SAAB experiments based on the GST pull-down method were performed as described previously45 with modifications. For the first round of binding sequence selection, we used double-stranded random oligonucleotides (5′-GAGTC CAGCG AATTC TGTCG-N20-GAGTC CTCGA GAGTG TCAAC-3′) having a pair of 20-bp invariant flanking regions46, which enable PCR amplifications under more stringent conditions and hence prevent concatemerization of the PCR products. The random oligonucleotides (500 ng) were incubated with GST-Bsx (500 ng) or GST (263 ng) protein pre-bound to glutathione-Sepharose 4B beads (5 µl bed volume) in 500 µl of SAAB binding buffer (20 mM Tris-HCl, 50 mM KCl, 0.5 mM EDTA, 1 mM DTT, 50% glycerol, pH 8.0) containing 20 µg/ml bovine serum albumin and 2 µg/ml poly(dI-dC) at 4 °C for 1 h. The pelleted beads were collected by centrifugation at 500 × g for 1 min, washed three times with 1 ml of the SAAB binding buffer, and then resuspended in 30 µl of distilled water. A 10 µl aliquot of the suspension was used as a template for PCR amplification by AmpliTaq Gold DNA polymerase (Applied Biosystems) with a pair of primers, 5′-GTTGA CACTC TCGAG GACTC-3′ and 5′-GAGTC CAGCG AATTC TGTCG-3′, in a 25 µl total reaction volume. The cycling protocol of the PCR reaction was 30 cycles of 94 °C for 30 s and 68 °C for 30 s. A 10-µl aliquot of the PCR product was used for the subsequent round of selection. After five repetitive rounds, the amplified products were cloned into the pCR2.1-TOPO vector and sequenced. Among 89 sequences obtained, eight sequences showing far lower similarities to the others were eliminated from the determination of the consensus binding sequence. Two sequences having multiple potential binding sites were also eliminated.

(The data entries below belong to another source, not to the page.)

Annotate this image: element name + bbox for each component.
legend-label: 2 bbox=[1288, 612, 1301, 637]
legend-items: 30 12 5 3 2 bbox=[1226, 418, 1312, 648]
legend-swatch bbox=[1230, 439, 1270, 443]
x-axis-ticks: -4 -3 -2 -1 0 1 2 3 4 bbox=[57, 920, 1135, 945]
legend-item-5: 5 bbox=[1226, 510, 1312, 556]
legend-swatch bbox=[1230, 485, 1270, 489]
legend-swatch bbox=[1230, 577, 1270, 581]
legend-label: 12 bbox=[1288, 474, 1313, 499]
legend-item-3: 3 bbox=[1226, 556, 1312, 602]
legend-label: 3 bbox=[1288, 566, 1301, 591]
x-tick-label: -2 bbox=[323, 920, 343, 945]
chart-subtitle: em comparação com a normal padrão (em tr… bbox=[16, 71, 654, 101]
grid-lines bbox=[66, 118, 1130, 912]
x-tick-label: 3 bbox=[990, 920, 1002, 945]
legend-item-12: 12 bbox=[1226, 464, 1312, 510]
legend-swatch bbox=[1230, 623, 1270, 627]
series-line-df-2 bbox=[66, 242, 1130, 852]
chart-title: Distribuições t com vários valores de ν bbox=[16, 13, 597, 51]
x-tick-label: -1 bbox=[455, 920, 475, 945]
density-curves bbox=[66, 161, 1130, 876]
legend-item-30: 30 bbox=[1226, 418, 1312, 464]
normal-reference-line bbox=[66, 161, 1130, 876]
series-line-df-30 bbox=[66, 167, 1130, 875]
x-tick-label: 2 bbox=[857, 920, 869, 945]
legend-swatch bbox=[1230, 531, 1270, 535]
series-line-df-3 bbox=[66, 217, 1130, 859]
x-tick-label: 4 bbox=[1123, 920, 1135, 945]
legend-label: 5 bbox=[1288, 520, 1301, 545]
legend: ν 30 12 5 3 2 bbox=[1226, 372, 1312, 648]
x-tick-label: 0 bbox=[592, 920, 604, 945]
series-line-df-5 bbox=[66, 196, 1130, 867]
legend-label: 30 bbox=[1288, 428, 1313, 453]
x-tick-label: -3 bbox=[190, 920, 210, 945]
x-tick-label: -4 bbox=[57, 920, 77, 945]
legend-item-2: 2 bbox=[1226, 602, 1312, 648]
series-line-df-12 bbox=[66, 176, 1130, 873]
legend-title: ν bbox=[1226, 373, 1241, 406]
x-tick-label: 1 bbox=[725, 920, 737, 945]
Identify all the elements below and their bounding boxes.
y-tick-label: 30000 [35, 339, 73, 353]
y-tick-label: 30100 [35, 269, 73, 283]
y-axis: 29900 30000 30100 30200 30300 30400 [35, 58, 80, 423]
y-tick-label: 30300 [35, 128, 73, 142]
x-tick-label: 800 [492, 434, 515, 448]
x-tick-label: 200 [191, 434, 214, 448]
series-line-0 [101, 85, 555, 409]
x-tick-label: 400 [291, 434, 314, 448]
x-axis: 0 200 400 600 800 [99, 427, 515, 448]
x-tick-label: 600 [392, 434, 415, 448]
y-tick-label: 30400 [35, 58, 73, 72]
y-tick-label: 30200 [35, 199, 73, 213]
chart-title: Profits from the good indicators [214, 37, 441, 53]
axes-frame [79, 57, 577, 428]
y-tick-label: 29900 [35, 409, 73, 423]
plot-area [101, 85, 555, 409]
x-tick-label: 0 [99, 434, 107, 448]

Electrophoretic mobility shift assay (EMSA)

EMSA was performed by using DIG Gel Shift Kit (Roche Diagnostics) according to the manufacturer’s instructions. Short double-stranded oligonucleotides for BSXRE probe, BSXRE-mut probe or the competitors were prepared by annealing a pair of synthetic oligonucleotides. Native or mutated DNA probe corresponding to the 147-bp exorh promoter was obtained by PCR amplification using a template of the plasmid containing the promoter sequence with or without introduction of mutations. Mutations of P3 and P4 sites (TAATCTG to TACGATG) were introduced into the plasmid having a 1.1-kbp sequence of the exorh promoter by using QuikChange Site-Directed Mutagenesis Kit (Stratagene). Probes without P1 mutation were amplified with expro147-Fw (5′-TCTCT GGATT ATCCC CCTGT C-3′) and expro147-Rv (5′-GATGG AGAAG TGGAC GATCG-3′) primers, while those carrying the P1 mutation were obtained by using expro147-mut-Fw (5′-TCTCT ATCGT ATCCC CCTGT CTG-3′) instead of expro147-Fw. Then the PCR products were purified with QIAquick PCR Purification Kit (QIAGEN) and subjected to digoxigenin-labeling procedures. For binding reactions, 2.0 pmol of GST-Bsx (107 ng) or GST (56 ng) was incubated with 32 fmol of DIG-labeled oligonucleotides or 8 fmol of DIG-labeled DNA probes.

Statistics and reproducibility

The statistical data reported include results from at least three biological replicates, whose numbers are stated in each figure. Statistical analyses (Welch’s two-sided t-test, Games-Howell two-sided test, and Fisher’s two-sided exact test) were performed in R (Figs. 2, 4, Supplementary Fig. 3) or Microsoft Excel (Supplementary Figs. 5, 6).

Reporting summary

Further information on research design is available in the Nature Research Reporting Summary linked to this article.